Vakuum und Messgenauigkeit

Damit die Messapparaturen absolut störungsfrei arbeiten können, herrscht in den Röhren ein atmosphärischer Druck, der nur einem Trillionstel des Luftdrucks auf Meereshöhe entspricht. Dafür werden die Röhren zunächst 30 Tage lang erhitzt, danach saugt man die Restluft mit Hochleistungsvakuumpumpen ab. Mit Ionen-Pumpen werden schließlich verbliebene Gasmoleküle entfernt. In dem so entstandenen Ultrahochvakuum gibt es weder Luftmoleküle, die den Laserstrahl ablenken oder die Spiegel zum Schwingen bringen könnten, noch Staub, der das Licht streuen würde.

Im Februar 2016 konnten die beteiligten Wissenschaftler nach ausgiebigen Berechnungen verkünden, dass sie tatsächlich Gravitationswellen gemessen und Einsteins Theorie bestätigt hatten. Dafür bekamen die Wegbereiter des Projekts, Rainer Weiss, Barry C. Barish und Kip Thorne 2017 den Nobelpreis für Physik.


Seit der ersten Messung 2015 haben die Gravitationsforscher inzwischen weitere Dellen in der Raumzeit registriert, zuletzt am 14. August 2017. Auch ein Detektor ähnlicher Bauweise namens Virgo, das bei Livorno in Italien steht und seit kurzem mit LIGO kooperiert, hat sie erfasst.

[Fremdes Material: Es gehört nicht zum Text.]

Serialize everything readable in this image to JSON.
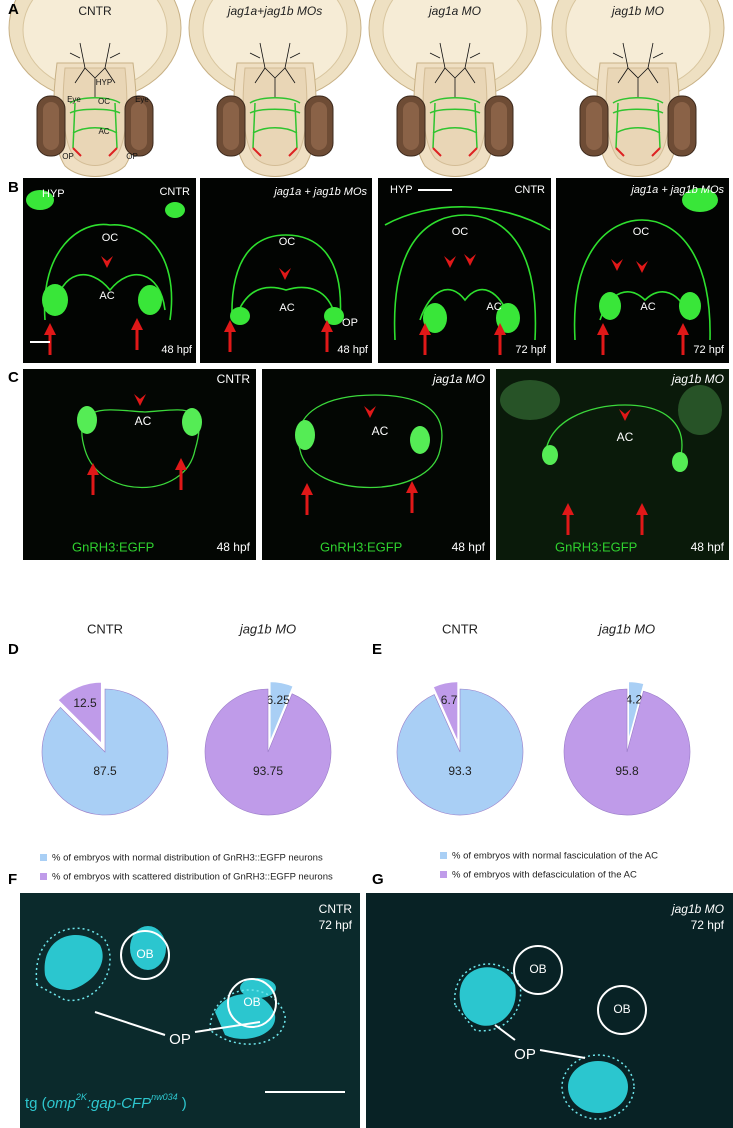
{
  "labels": [
    "A",
    "B",
    "C",
    "D",
    "E",
    "F",
    "G"
  ],
  "panel_a": {
    "titles": [
      "CNTR",
      "jag1a+jag1b MOs",
      "jag1a MO",
      "jag1b MO"
    ],
    "annotations": [
      "HYP",
      "OC",
      "Eye",
      "Eye",
      "AC",
      "OP",
      "OP"
    ]
  },
  "panel_b": [
    [
      "HYP",
      "CNTR",
      "OC",
      "AC",
      "48 hpf"
    ],
    [
      "jag1a + jag1b MOs",
      "OC",
      "AC",
      "OP",
      "48 hpf"
    ],
    [
      "HYP",
      "CNTR",
      "OC",
      "AC",
      "72 hpf"
    ],
    [
      "jag1a + jag1b MOs",
      "OC",
      "AC",
      "72 hpf"
    ]
  ],
  "panel_c": [
    [
      "CNTR",
      "AC",
      "GnRH3:EGFP",
      "48 hpf"
    ],
    [
      "jag1a MO",
      "AC",
      "GnRH3:EGFP",
      "48 hpf"
    ],
    [
      "jag1b MO",
      "AC",
      "GnRH3:EGFP",
      "48 hpf"
    ]
  ],
  "chart_data": [
    {
      "type": "pie",
      "categories": [
        "% of embryos with normal distribution of GnRH3::EGFP neurons",
        "% of embryos with scattered distribution of GnRH3::EGFP neurons"
      ],
      "colors": [
        "#a9cff5",
        "#bf9be9"
      ],
      "series": [
        {
          "name": "CNTR",
          "values": [
            87.5,
            12.5
          ]
        },
        {
          "name": "jag1b MO",
          "values": [
            6.25,
            93.75
          ]
        }
      ]
    },
    {
      "type": "pie",
      "categories": [
        "% of embryos with normal fasciculation of the AC",
        "% of embryos with defasciculation of the AC"
      ],
      "colors": [
        "#a9cff5",
        "#bf9be9"
      ],
      "series": [
        {
          "name": "CNTR",
          "values": [
            93.3,
            6.7
          ]
        },
        {
          "name": "jag1b MO",
          "values": [
            4.2,
            95.8
          ]
        }
      ]
    }
  ],
  "panel_f": {
    "texts": [
      "CNTR",
      "72 hpf",
      "OB",
      "OB",
      "OP"
    ],
    "transgene": [
      "tg (",
      "omp",
      "2K",
      ":gap-CFP",
      "nw034",
      " )"
    ]
  },
  "panel_g": [
    "jag1b MO",
    "72 hpf",
    "OB",
    "OB",
    "OP"
  ]
}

Auslöser war eine Sternkollision, die in einer Entfernung von etwa 1,8 Milliarden Lichtjahren stattfand. Die Forscher erhoffen sich aus den Gravitationsdaten neue Information über Geschichte und Physik des Universums, die bisher nicht zugänglich war. Außerdem könnten die Detektoren auch Hinweise auf die Dunkle Materie erschließen, obwohl diese mit den Gravitationswellen eigentlich gar nichts zu tun hat.

Die Existenz der Dunklen Materie ist bisher – wie bis vor kurzem die der Gravitationswellen – nur ein theoretisches Postulat. Astrophysiker schließen aus ihren Messergebnissen und Berechnungen auf sie: Die Galaxien würden von der Fliehkraft ihrer Rotation auseinandergerissen, wenn es die Dunkle Materie nicht gäbe. Ihre Masse muss fünfmal so groß sein wie die der sichtbaren Materie.

Mit den LIGO- und Virgo-Detektoren können Astronomen Schwarze Löcher nicht nur aufspüren, sondern auch „hören", was sie über die Geburt von Galaxien zu erzählen haben. Eine der Theorien über die Dunkle Materie besagt nämlich, dass sie aus „primordialen" Schwarzen Löchern besteht, die bereits beim Urknall entstanden seien. Auch wenn diese Theorie eher eine Minderheitsmeinung unter den Physikern ist, können die Gravitationsdetektoren Daten liefern, die sie entweder stützen oder widerlegen, damit man sich auf andere Erklärungsmodelle konzentrieren kann.